Is there a way to estimate a behavior policy from this dataset so that it can be used in an off-policy learning algorithm?
If you have enough examples of $(s,a)$ pairs for each instance of $s$ then you can simply estimate
$$b(a|s) = \frac{N(a,s)}{N(s)}$$
Where $N$ counts the number of instances in your dataset. This might be enough to use off-policy with importance sampling.
Alternatively, you can use an off-policy approach that doesn't need importance sampling. The most straightforward one here would be single-step Q learning.
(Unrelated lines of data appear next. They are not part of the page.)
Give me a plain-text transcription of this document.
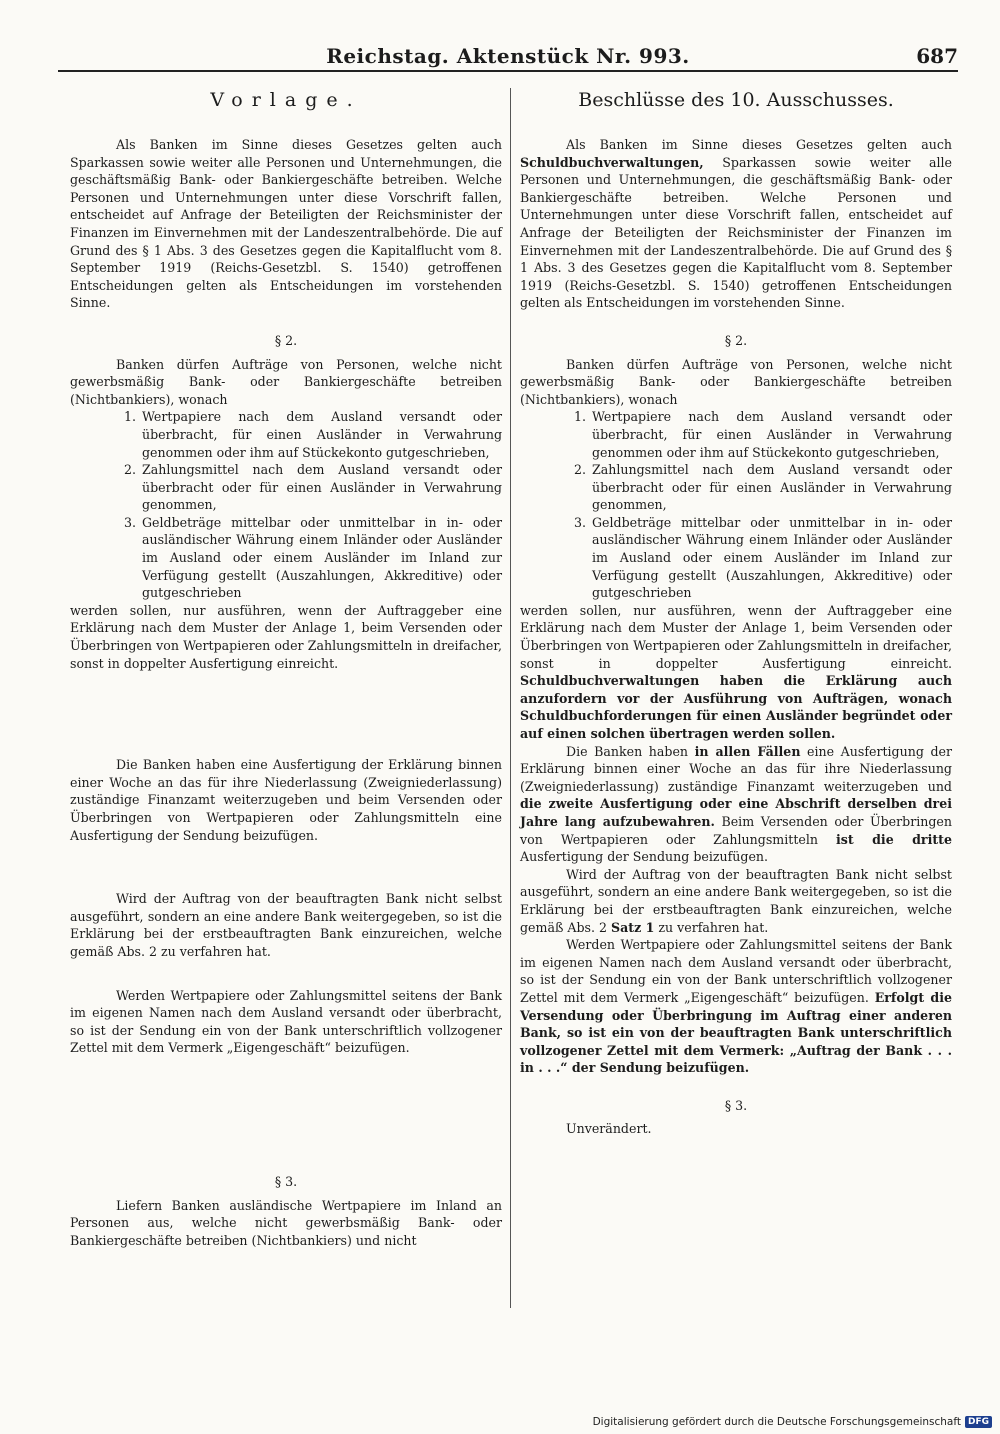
Reichstag. Aktenstück Nr. 993.	687
Vorlage.

Als Banken im Sinne dieses Gesetzes gelten auch Sparkassen sowie weiter alle Personen und Unternehmungen, die geschäftsmäßig Bank- oder Bankiergeschäfte betreiben. Welche Personen und Unternehmungen unter diese Vorschrift fallen, entscheidet auf Anfrage der Beteiligten der Reichsminister der Finanzen im Einvernehmen mit der Landeszentralbehörde. Die auf Grund des § 1 Abs. 3 des Gesetzes gegen die Kapitalflucht vom 8. September 1919 (Reichs-Gesetzbl. S. 1540) getroffenen Entscheidungen gelten als Entscheidungen im vorstehenden Sinne.

§ 2.

Banken dürfen Aufträge von Personen, welche nicht gewerbsmäßig Bank- oder Bankiergeschäfte betreiben (Nichtbankiers), wonach

1. Wertpapiere nach dem Ausland versandt oder überbracht, für einen Ausländer in Verwahrung genommen oder ihm auf Stückekonto gutgeschrieben,
2. Zahlungsmittel nach dem Ausland versandt oder überbracht oder für einen Ausländer in Verwahrung genommen,
3. Geldbeträge mittelbar oder unmittelbar in in- oder ausländischer Währung einem Inländer oder Ausländer im Ausland oder einem Ausländer im Inland zur Verfügung gestellt (Auszahlungen, Akkreditive) oder gutgeschrieben

werden sollen, nur ausführen, wenn der Auftraggeber eine Erklärung nach dem Muster der Anlage 1, beim Versenden oder Überbringen von Wertpapieren oder Zahlungsmitteln in dreifacher, sonst in doppelter Ausfertigung einreicht.

Die Banken haben eine Ausfertigung der Erklärung binnen einer Woche an das für ihre Niederlassung (Zweigniederlassung) zuständige Finanzamt weiterzugeben und beim Versenden oder Überbringen von Wertpapieren oder Zahlungsmitteln eine Ausfertigung der Sendung beizufügen.

Wird der Auftrag von der beauftragten Bank nicht selbst ausgeführt, sondern an eine andere Bank weitergegeben, so ist die Erklärung bei der erstbeauftragten Bank einzureichen, welche gemäß Abs. 2 zu verfahren hat.

Werden Wertpapiere oder Zahlungsmittel seitens der Bank im eigenen Namen nach dem Ausland versandt oder überbracht, so ist der Sendung ein von der Bank unterschriftlich vollzogener Zettel mit dem Vermerk „Eigengeschäft“ beizufügen.

§ 3.

Liefern Banken ausländische Wertpapiere im Inland an Personen aus, welche nicht gewerbsmäßig Bank- oder Bankiergeschäfte betreiben (Nichtbankiers) und nicht

Beschlüsse des 10. Ausschusses.

Als Banken im Sinne dieses Gesetzes gelten auch Schuldbuchverwaltungen, Sparkassen sowie weiter alle Personen und Unternehmungen, die geschäftsmäßig Bank- oder Bankiergeschäfte betreiben. Welche Personen und Unternehmungen unter diese Vorschrift fallen, entscheidet auf Anfrage der Beteiligten der Reichsminister der Finanzen im Einvernehmen mit der Landeszentralbehörde. Die auf Grund des § 1 Abs. 3 des Gesetzes gegen die Kapitalflucht vom 8. September 1919 (Reichs-Gesetzbl. S. 1540) getroffenen Entscheidungen gelten als Entscheidungen im vorstehenden Sinne.

§ 2.

Banken dürfen Aufträge von Personen, welche nicht gewerbsmäßig Bank- oder Bankiergeschäfte betreiben (Nichtbankiers), wonach

1. Wertpapiere nach dem Ausland versandt oder überbracht, für einen Ausländer in Verwahrung genommen oder ihm auf Stückekonto gutgeschrieben,
2. Zahlungsmittel nach dem Ausland versandt oder überbracht oder für einen Ausländer in Verwahrung genommen,
3. Geldbeträge mittelbar oder unmittelbar in in- oder ausländischer Währung einem Inländer oder Ausländer im Ausland oder einem Ausländer im Inland zur Verfügung gestellt (Auszahlungen, Akkreditive) oder gutgeschrieben

werden sollen, nur ausführen, wenn der Auftraggeber eine Erklärung nach dem Muster der Anlage 1, beim Versenden oder Überbringen von Wertpapieren oder Zahlungsmitteln in dreifacher, sonst in doppelter Ausfertigung einreicht. Schuldbuchverwaltungen haben die Erklärung auch anzufordern vor der Ausführung von Aufträgen, wonach Schuldbuchforderungen für einen Ausländer begründet oder auf einen solchen übertragen werden sollen.

Die Banken haben in allen Fällen eine Ausfertigung der Erklärung binnen einer Woche an das für ihre Niederlassung (Zweigniederlassung) zuständige Finanzamt weiterzugeben und die zweite Ausfertigung oder eine Abschrift derselben drei Jahre lang aufzubewahren. Beim Versenden oder Überbringen von Wertpapieren oder Zahlungsmitteln ist die dritte Ausfertigung der Sendung beizufügen.

Wird der Auftrag von der beauftragten Bank nicht selbst ausgeführt, sondern an eine andere Bank weitergegeben, so ist die Erklärung bei der erstbeauftragten Bank einzureichen, welche gemäß Abs. 2 Satz 1 zu verfahren hat.

Werden Wertpapiere oder Zahlungsmittel seitens der Bank im eigenen Namen nach dem Ausland versandt oder überbracht, so ist der Sendung ein von der Bank unterschriftlich vollzogener Zettel mit dem Vermerk „Eigengeschäft“ beizufügen. Erfolgt die Versendung oder Überbringung im Auftrag einer anderen Bank, so ist ein von der beauftragten Bank unterschriftlich vollzogener Zettel mit dem Vermerk: „Auftrag der Bank . . . in . . .“ der Sendung beizufügen.

§ 3.

Unverändert.

Digitalisierung gefördert durch die Deutsche Forschungsgemeinschaft DFG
The update step for 1-step Q-learning does not depend on behaviour policy, because:
The action value being updated $Q(s,a)$ already assumes $a$ is being taken, so you don't need any conditional probability there.
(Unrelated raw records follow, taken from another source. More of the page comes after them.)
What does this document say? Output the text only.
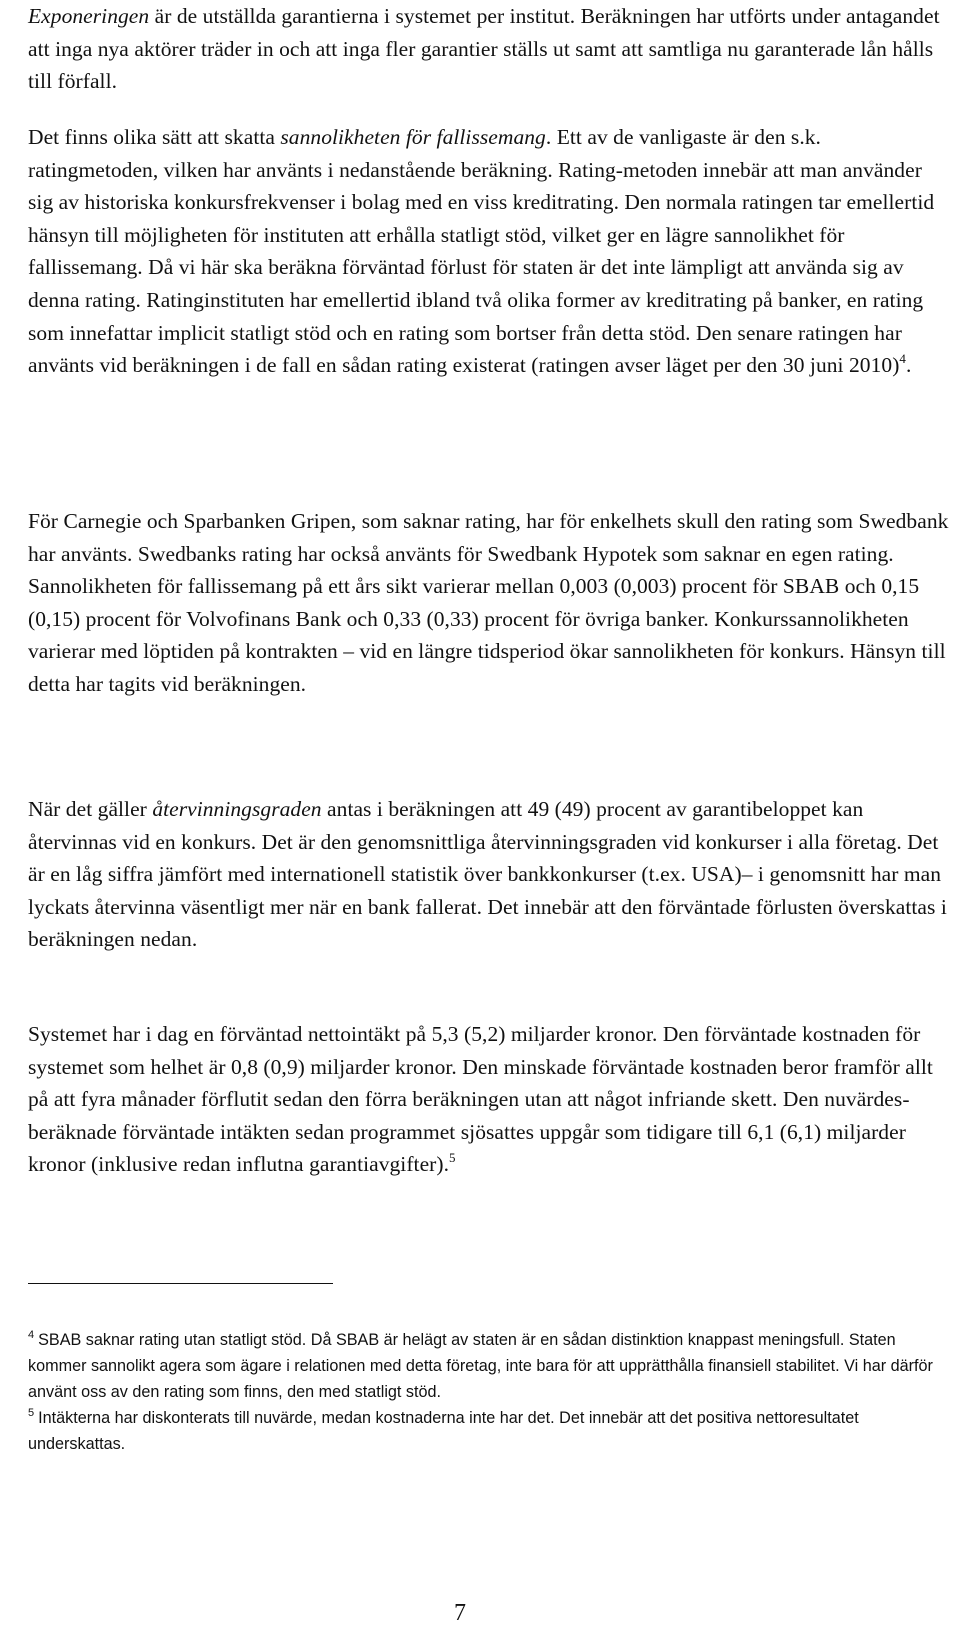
Exponeringen är de utställda garantierna i systemet per institut. Beräkningen har utförts under antagandet att inga nya aktörer träder in och att inga fler garantier ställs ut samt att samtliga nu garanterade lån hålls till förfall.

Det finns olika sätt att skatta sannolikheten för fallissemang. Ett av de vanligaste är den s.k. ratingmetoden, vilken har använts i nedanstående beräkning. Rating-metoden innebär att man använder sig av historiska konkursfrekvenser i bolag med en viss kreditrating. Den normala ratingen tar emellertid hänsyn till möjligheten för instituten att erhålla statligt stöd, vilket ger en lägre sannolikhet för fallissemang. Då vi här ska beräkna förväntad förlust för staten är det inte lämpligt att använda sig av denna rating. Ratinginstituten har emellertid ibland två olika former av kreditrating på banker, en rating som innefattar implicit statligt stöd och en rating som bortser från detta stöd. Den senare ratingen har använts vid beräkningen i de fall en sådan rating existerat (ratingen avser läget per den 30 juni 2010)$^4$.

För Carnegie och Sparbanken Gripen, som saknar rating, har för enkelhets skull den rating som Swedbank har använts. Swedbanks rating har också använts för Swedbank Hypotek som saknar en egen rating. Sannolikheten för fallissemang på ett års sikt varierar mellan 0,003 (0,003) procent för SBAB och 0,15 (0,15) procent för Volvofinans Bank och 0,33 (0,33) procent för övriga banker. Konkurssannolikheten varierar med löptiden på kontrakten – vid en längre tidsperiod ökar sannolikheten för konkurs. Hänsyn till detta har tagits vid beräkningen.

När det gäller återvinningsgraden antas i beräkningen att 49 (49) procent av garantibeloppet kan återvinnas vid en konkurs. Det är den genomsnittliga återvinningsgraden vid konkurser i alla företag. Det är en låg siffra jämfört med internationell statistik över bankkonkurser (t.ex. USA)– i genomsnitt har man lyckats återvinna väsentligt mer när en bank fallerat. Det innebär att den förväntade förlusten överskattas i beräkningen nedan.

Systemet har i dag en förväntad nettointäkt på 5,3 (5,2) miljarder kronor. Den förväntade kostnaden för systemet som helhet är 0,8 (0,9) miljarder kronor. Den minskade förväntade kostnaden beror framför allt på att fyra månader förflutit sedan den förra beräkningen utan att något infriande skett. Den nuvärdes-beräknade förväntade intäkten sedan programmet sjösattes uppgår som tidigare till 6,1 (6,1) miljarder kronor (inklusive redan influtna garantiavgifter).$^5$

$^4$ SBAB saknar rating utan statligt stöd. Då SBAB är helägt av staten är en sådan distinktion knappast meningsfull. Staten kommer sannolikt agera som ägare i relationen med detta företag, inte bara för att upprätthålla finansiell stabilitet. Vi har därför använt oss av den rating som finns, den med statligt stöd.

$^5$ Intäkterna har diskonterats till nuvärde, medan kostnaderna inte har det. Det innebär att det positiva nettoresultatet underskattas.

7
The TD target $r + \gamma \text{max}_{a'}[Q(s',a')]$ does not need to be adjusted for behaviour policy, it works with the target policy directly (implied as $\pi(s) = \text{argmax}_{a}[Q(s,a)]$)
A 2-step Q learning algorithm would need to adjust for likelihood $b(a'|s')$ in the TD target $\frac{\pi(a'|s')}{b(a'|s')}(r + \gamma r' + \gamma^2\text{max}_{a''}[Q(s'',a'')])$ - typically $\pi(a'|s')$ is either 0 or 1, thus making $b(a'|s')$ irrelevant some of the time. But you would still prefer to know it for performing updates it you can.
If you are making updates offline and off-policy, then single-step Q learning is probably the simplest approach. It will require more update steps overall to reach convergence, but each one will be simpler.